POJ 1094 Sorting It All Out 拓扑排序+Floyd算法

Sorting It All Out

Time Limit: 1000MS		Memory Limit: 10000K
Total Submissions: 24697		Accepted: 8557

Description
An ascending sorted sequence of distinct values is one in which some form of a less-than operator is used to order the elements from smallest to largest. For example, the sorted sequence A, B, C, D implies that A < B, B < C and
C < D. in this problem, we will give you a set of relations of the form A < B and ask you to determine whether a sorted order has been specified or not.

Input
Input consists of multiple problem instances.
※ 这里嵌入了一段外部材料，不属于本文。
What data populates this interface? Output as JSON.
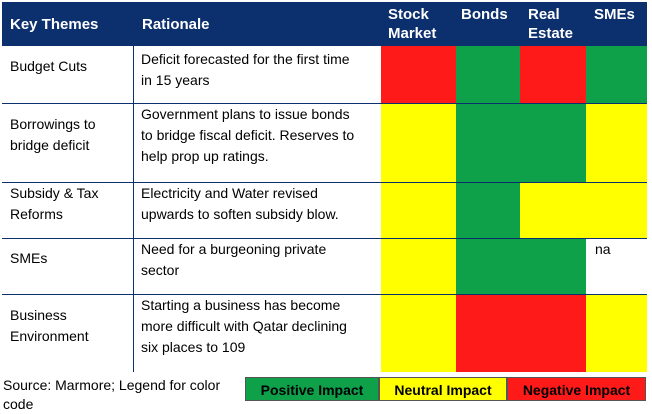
{
  "header": {
    "key_themes": "Key Themes",
    "rationale": "Rationale",
    "stock_market_line1": "Stock",
    "stock_market_line2": "Market",
    "bonds": "Bonds",
    "real_estate_line1": "Real",
    "real_estate_line2": "Estate",
    "smes": "SMEs"
  },
  "rows": [
    {
      "theme": [
        "Budget Cuts"
      ],
      "rationale": [
        "Deficit forecasted for the first time",
        "in 15 years"
      ],
      "impacts": {
        "stock_market": "negative",
        "bonds": "positive",
        "real_estate": "negative",
        "smes": "positive"
      }
    },
    {
      "theme": [
        "Borrowings to",
        "bridge deficit"
      ],
      "rationale": [
        "Government plans to issue bonds",
        "to bridge fiscal deficit. Reserves to",
        "help prop up ratings."
      ],
      "impacts": {
        "stock_market": "neutral",
        "bonds": "positive",
        "real_estate": "positive",
        "smes": "neutral"
      }
    },
    {
      "theme": [
        "Subsidy & Tax",
        "Reforms"
      ],
      "rationale": [
        "Electricity and Water revised",
        "upwards to soften subsidy blow."
      ],
      "impacts": {
        "stock_market": "neutral",
        "bonds": "positive",
        "real_estate": "neutral",
        "smes": "neutral"
      }
    },
    {
      "theme": [
        "SMEs"
      ],
      "rationale": [
        "Need for a burgeoning private",
        "sector"
      ],
      "impacts": {
        "stock_market": "neutral",
        "bonds": "positive",
        "real_estate": "positive",
        "smes": "na"
      },
      "smes_text": "na"
    },
    {
      "theme": [
        "Business",
        "Environment"
      ],
      "rationale": [
        "Starting a business has become",
        "more difficult with Qatar declining",
        "six places to 109"
      ],
      "impacts": {
        "stock_market": "neutral",
        "bonds": "negative",
        "real_estate": "negative",
        "smes": "neutral"
      }
    }
  ],
  "footer": {
    "source_line1": "Source: Marmore; Legend for color",
    "source_line2": "code",
    "legend_positive": "Positive Impact",
    "legend_neutral": "Neutral Impact",
    "legend_negative": "Negative Impact"
  },
  "colors": {
    "header_bg": "#0c2f6e",
    "positive": "#0ea14a",
    "neutral": "#ffff00",
    "negative": "#ff1a1a"
  }
}
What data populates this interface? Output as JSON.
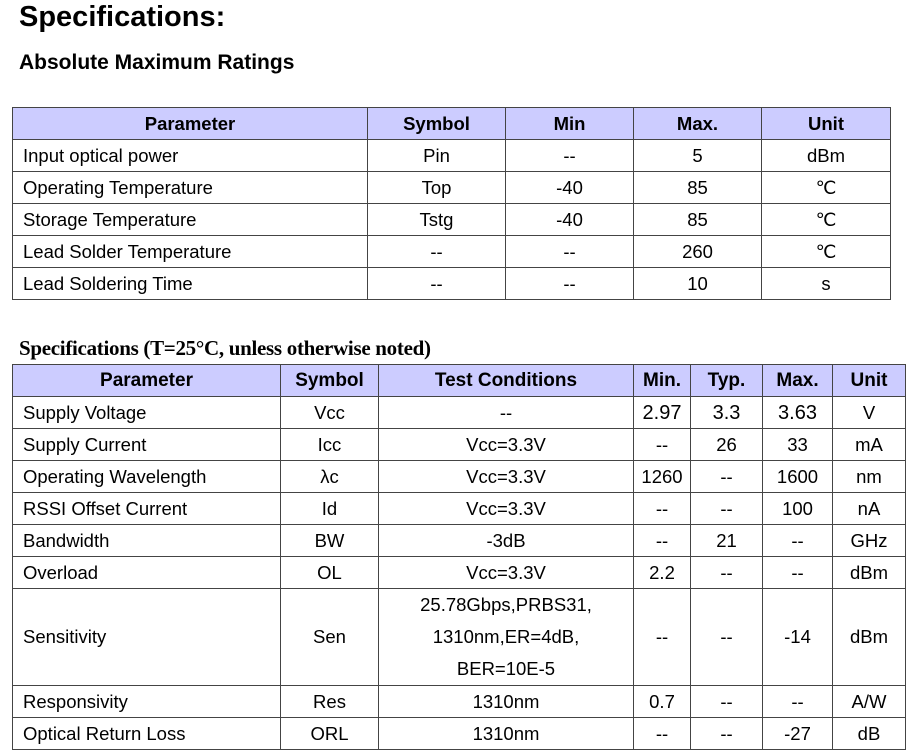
{
  "title": "Specifications:",
  "abs_max": {
    "heading": "Absolute Maximum Ratings",
    "headers": [
      "Parameter",
      "Symbol",
      "Min",
      "Max.",
      "Unit"
    ],
    "rows": [
      [
        "Input optical power",
        "Pin",
        "--",
        "5",
        "dBm"
      ],
      [
        "Operating Temperature",
        "Top",
        "-40",
        "85",
        "℃"
      ],
      [
        "Storage Temperature",
        "Tstg",
        "-40",
        "85",
        "℃"
      ],
      [
        "Lead Solder Temperature",
        "--",
        "--",
        "260",
        "℃"
      ],
      [
        "Lead Soldering Time",
        "--",
        "--",
        "10",
        "s"
      ]
    ]
  },
  "specs": {
    "heading": "Specifications (T=25°C, unless otherwise noted)",
    "headers": [
      "Parameter",
      "Symbol",
      "Test Conditions",
      "Min.",
      "Typ.",
      "Max.",
      "Unit"
    ],
    "rows": [
      [
        "Supply Voltage",
        "Vcc",
        "--",
        "2.97",
        "3.3",
        "3.63",
        "V"
      ],
      [
        "Supply Current",
        "Icc",
        "Vcc=3.3V",
        "--",
        "26",
        "33",
        "mA"
      ],
      [
        "Operating Wavelength",
        "λc",
        "Vcc=3.3V",
        "1260",
        "--",
        "1600",
        "nm"
      ],
      [
        "RSSI Offset Current",
        "Id",
        "Vcc=3.3V",
        "--",
        "--",
        "100",
        "nA"
      ],
      [
        "Bandwidth",
        "BW",
        "-3dB",
        "--",
        "21",
        "--",
        "GHz"
      ],
      [
        "Overload",
        "OL",
        "Vcc=3.3V",
        "2.2",
        "--",
        "--",
        "dBm"
      ],
      [
        "Sensitivity",
        "Sen",
        [
          "25.78Gbps,PRBS31,",
          "1310nm,ER=4dB,",
          "BER=10E-5"
        ],
        "--",
        "--",
        "-14",
        "dBm"
      ],
      [
        "Responsivity",
        "Res",
        "1310nm",
        "0.7",
        "--",
        "--",
        "A/W"
      ],
      [
        "Optical Return Loss",
        "ORL",
        "1310nm",
        "--",
        "--",
        "-27",
        "dB"
      ]
    ]
  },
  "header_color": "#ccccff"
}
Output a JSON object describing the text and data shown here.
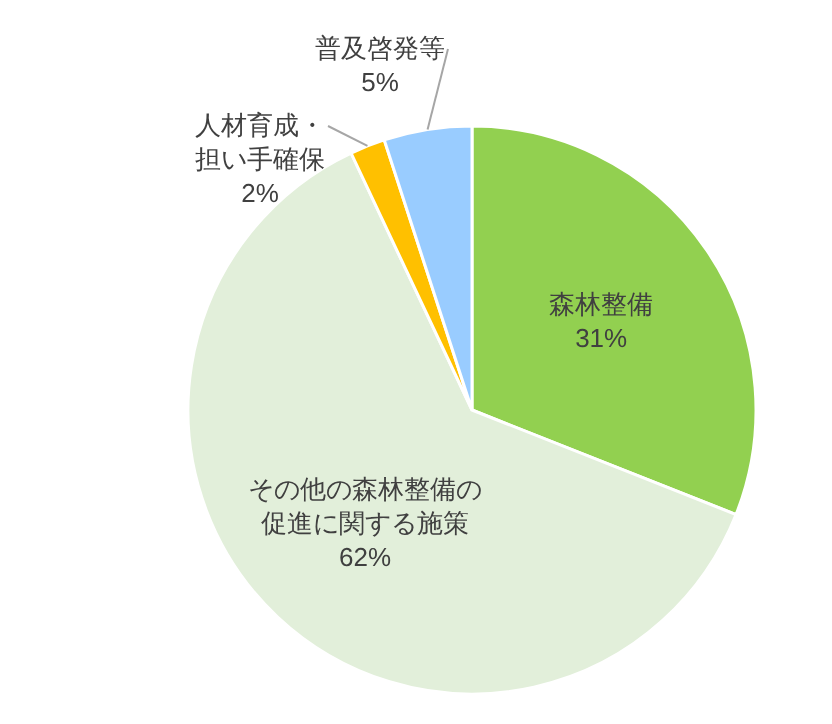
{
  "chart_data": {
    "type": "pie",
    "categories": [
      "森林整備",
      "その他の森林整備の促進に関する施策",
      "人材育成・担い手確保",
      "普及啓発等"
    ],
    "values": [
      31,
      62,
      2,
      5
    ],
    "colors": [
      "#92d050",
      "#e2efda",
      "#ffc000",
      "#99ccff"
    ],
    "value_labels": [
      "31%",
      "62%",
      "2%",
      "5%"
    ]
  }
}
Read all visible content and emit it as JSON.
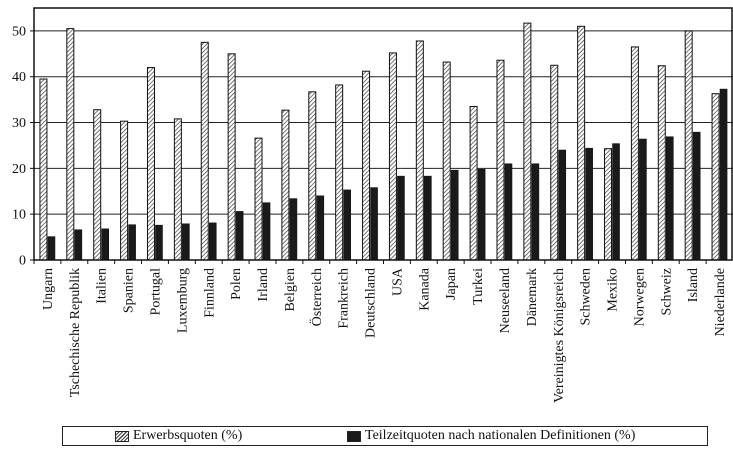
{
  "chart_data": {
    "type": "bar",
    "categories": [
      "Ungarn",
      "Tschechische Republik",
      "Italien",
      "Spanien",
      "Portugal",
      "Luxemburg",
      "Finnland",
      "Polen",
      "Irland",
      "Belgien",
      "Österreich",
      "Frankreich",
      "Deutschland",
      "USA",
      "Kanada",
      "Japan",
      "Turkei",
      "Neuseeland",
      "Dänemark",
      "Vereinigtes Königsreich",
      "Schweden",
      "Mexiko",
      "Norwegen",
      "Schweiz",
      "Island",
      "Niederlande"
    ],
    "series": [
      {
        "name": "Erwerbsquoten (%)",
        "values": [
          39.5,
          50.5,
          32.8,
          30.3,
          42.0,
          30.8,
          47.5,
          45.0,
          26.6,
          32.7,
          36.7,
          38.2,
          41.2,
          45.2,
          47.8,
          43.2,
          33.5,
          43.6,
          51.7,
          42.5,
          51.0,
          24.3,
          46.5,
          42.4,
          50.0,
          36.3
        ],
        "color": "#ffffff",
        "pattern": "hatch"
      },
      {
        "name": "Teilzeitquoten nach nationalen Definitionen (%)",
        "values": [
          5.1,
          6.6,
          6.8,
          7.7,
          7.6,
          7.9,
          8.1,
          10.6,
          12.5,
          13.4,
          14.0,
          15.3,
          15.8,
          18.3,
          18.3,
          19.6,
          19.8,
          21.0,
          21.0,
          24.0,
          24.4,
          25.4,
          26.4,
          26.9,
          27.9,
          37.3
        ],
        "color": "#1a1a1a",
        "pattern": "solid"
      }
    ],
    "ylim": [
      0,
      55
    ],
    "yticks": [
      0,
      10,
      20,
      30,
      40,
      50
    ],
    "grid": true,
    "legend": "bottom",
    "title": "",
    "xlabel": "",
    "ylabel": ""
  }
}
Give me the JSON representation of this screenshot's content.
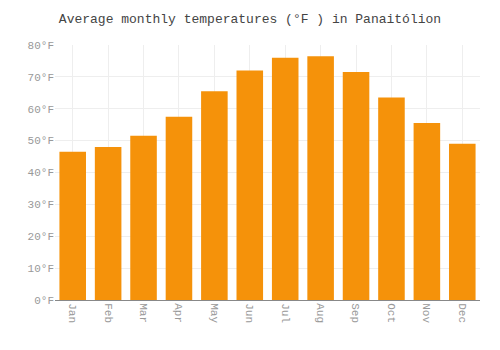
{
  "chart_data": {
    "type": "bar",
    "title": "Average monthly temperatures (°F ) in Panaitólion",
    "categories": [
      "Jan",
      "Feb",
      "Mar",
      "Apr",
      "May",
      "Jun",
      "Jul",
      "Aug",
      "Sep",
      "Oct",
      "Nov",
      "Dec"
    ],
    "values": [
      46.5,
      48.0,
      51.5,
      57.5,
      65.5,
      72.0,
      76.0,
      76.5,
      71.5,
      63.5,
      55.5,
      49.0
    ],
    "color": "#F5920A",
    "ylim": [
      0,
      80
    ],
    "yticks": [
      {
        "value": 0,
        "label": "0°F"
      },
      {
        "value": 10,
        "label": "10°F"
      },
      {
        "value": 20,
        "label": "20°F"
      },
      {
        "value": 30,
        "label": "30°F"
      },
      {
        "value": 40,
        "label": "40°F"
      },
      {
        "value": 50,
        "label": "50°F"
      },
      {
        "value": 60,
        "label": "60°F"
      },
      {
        "value": 70,
        "label": "70°F"
      },
      {
        "value": 80,
        "label": "80°F"
      }
    ],
    "grid": true
  }
}
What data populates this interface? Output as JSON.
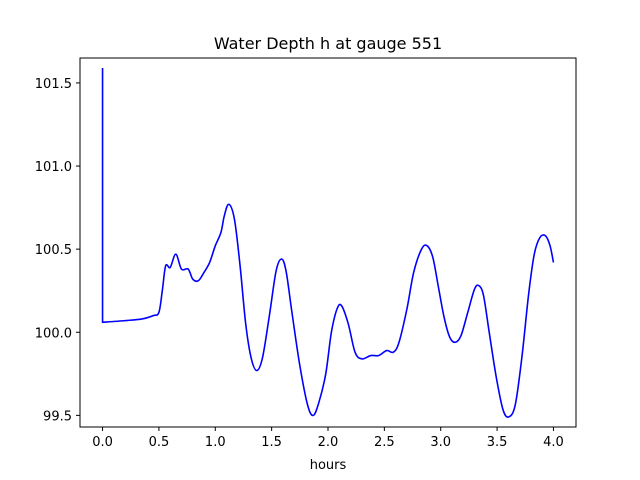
{
  "chart_data": {
    "type": "line",
    "title": "Water Depth h at gauge 551",
    "xlabel": "hours",
    "ylabel": "",
    "xlim": [
      -0.2,
      4.2
    ],
    "ylim": [
      99.43,
      101.65
    ],
    "xticks": [
      0.0,
      0.5,
      1.0,
      1.5,
      2.0,
      2.5,
      3.0,
      3.5,
      4.0
    ],
    "xtick_labels": [
      "0.0",
      "0.5",
      "1.0",
      "1.5",
      "2.0",
      "2.5",
      "3.0",
      "3.5",
      "4.0"
    ],
    "yticks": [
      99.5,
      100.0,
      100.5,
      101.0,
      101.5
    ],
    "ytick_labels": [
      "99.5",
      "100.0",
      "100.5",
      "101.0",
      "101.5"
    ],
    "grid": false,
    "series": [
      {
        "color": "#0000ff",
        "points": [
          [
            0.0,
            101.59
          ],
          [
            0.0,
            100.06
          ],
          [
            0.2,
            100.07
          ],
          [
            0.35,
            100.08
          ],
          [
            0.45,
            100.1
          ],
          [
            0.5,
            100.12
          ],
          [
            0.53,
            100.25
          ],
          [
            0.56,
            100.4
          ],
          [
            0.6,
            100.39
          ],
          [
            0.65,
            100.47
          ],
          [
            0.7,
            100.38
          ],
          [
            0.76,
            100.38
          ],
          [
            0.8,
            100.32
          ],
          [
            0.85,
            100.31
          ],
          [
            0.9,
            100.36
          ],
          [
            0.95,
            100.42
          ],
          [
            1.0,
            100.52
          ],
          [
            1.05,
            100.6
          ],
          [
            1.08,
            100.7
          ],
          [
            1.12,
            100.77
          ],
          [
            1.17,
            100.68
          ],
          [
            1.22,
            100.4
          ],
          [
            1.27,
            100.05
          ],
          [
            1.32,
            99.84
          ],
          [
            1.37,
            99.77
          ],
          [
            1.42,
            99.85
          ],
          [
            1.48,
            100.1
          ],
          [
            1.54,
            100.37
          ],
          [
            1.59,
            100.44
          ],
          [
            1.63,
            100.36
          ],
          [
            1.68,
            100.12
          ],
          [
            1.75,
            99.8
          ],
          [
            1.82,
            99.56
          ],
          [
            1.87,
            99.5
          ],
          [
            1.92,
            99.58
          ],
          [
            1.98,
            99.75
          ],
          [
            2.03,
            100.0
          ],
          [
            2.08,
            100.14
          ],
          [
            2.12,
            100.16
          ],
          [
            2.18,
            100.05
          ],
          [
            2.24,
            99.88
          ],
          [
            2.3,
            99.84
          ],
          [
            2.38,
            99.86
          ],
          [
            2.45,
            99.86
          ],
          [
            2.52,
            99.89
          ],
          [
            2.58,
            99.88
          ],
          [
            2.63,
            99.94
          ],
          [
            2.7,
            100.14
          ],
          [
            2.76,
            100.36
          ],
          [
            2.83,
            100.5
          ],
          [
            2.88,
            100.52
          ],
          [
            2.93,
            100.45
          ],
          [
            2.98,
            100.27
          ],
          [
            3.03,
            100.09
          ],
          [
            3.08,
            99.97
          ],
          [
            3.13,
            99.94
          ],
          [
            3.18,
            99.98
          ],
          [
            3.24,
            100.12
          ],
          [
            3.3,
            100.26
          ],
          [
            3.34,
            100.28
          ],
          [
            3.38,
            100.22
          ],
          [
            3.43,
            100.0
          ],
          [
            3.49,
            99.74
          ],
          [
            3.55,
            99.54
          ],
          [
            3.6,
            99.49
          ],
          [
            3.66,
            99.56
          ],
          [
            3.72,
            99.85
          ],
          [
            3.78,
            100.23
          ],
          [
            3.83,
            100.47
          ],
          [
            3.88,
            100.57
          ],
          [
            3.93,
            100.58
          ],
          [
            3.97,
            100.52
          ],
          [
            4.0,
            100.42
          ]
        ]
      }
    ]
  }
}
Each instance starts with a line containing two positive integers n and m. the first value indicated the number of objects to sort, where 2 <= n <= 26. The objects to be sorted will
be the first n characters of the uppercase alphabet. The second value m indicates the number of relations of the form A < B which will be given in this problem instance. Next will be m lines, each containing one such relation consisting of three characters:
an uppercase letter, the character "<" and a second uppercase letter. No letter will be outside the range of the first n letters of the alphabet. Values of n = m = 0 indicate end of input.
Output
For each problem instance, output consists of one line. This line should be one of the following three:

Sorted sequence determined after xxx relations: yyy...y.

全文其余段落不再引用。